As is well-known, air pollution arising from waste gases from industrial plants are of major concern to modern technology, both from the point of view of personal health and also, to some extent, from the point of view of economics. The harmful acidic pollutants in such industrial waste gases may include, e.g. oxides of nitrogen resulting from the manufacture of nitric acid; silicon tetrafluoride, a waste product resulting from the manufacture of superphosphates; and oxides of sulphur, which along with certain nitrogen oxides, originate in the manufacture of sulphuric acid. Additionally, emissions from thermal power stations using low-grade fuel may contain up to 5% by weight of sulphur constituents. Cumulatively, such emissions cause the overall content of acidic pollutants in waste gases to amount to millions of metric tons yearly in some industralized countries.
Several scrubbing techniques are presently known for removing and neutralizing such acidic components of industrial waste gases. One such method employs, as an active scrubbing agent, aqueous solutions of carbonates of alkaline metals. This technique has the disadvantage of requiring a large consumption of industrial steam.
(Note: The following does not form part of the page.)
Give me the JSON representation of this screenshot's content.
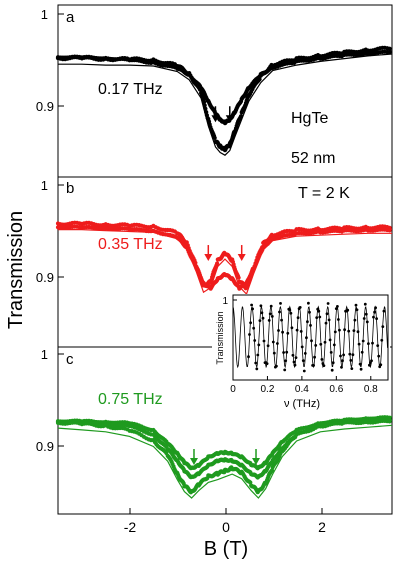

In the improved technique described, e.g., in U.S. Pat. No. 3,505,008, flue gases are filtered through a thin porous bed made up of crystals of a hydrogen carbonate of an alkali metal at temperatures between 0.degree. and 125.degree. C. Further, as described in U.S. Pat. No. 3,589,863, sulphur dioxide constituents of waste gases are removed by passing the gas to be treated through a stable bed containing particles of hydrogen carbonates of alkaline metals that have a porosity of 10 - 60% and a grain size of 1.6 - 19 mm.
Unfortunately, such techniques require a high investment cost and are not particularly effective when the concentration of the acidic pollutants in the waste gas is lower than, say, 0.2 volume percent; by contrast, in practice, large amounts of gases are produced having a substantially lower concentration of such components. Additionally, it is extremely expensive, difficult and cumbersome in such arrangements to replace the spent active materials in the bed.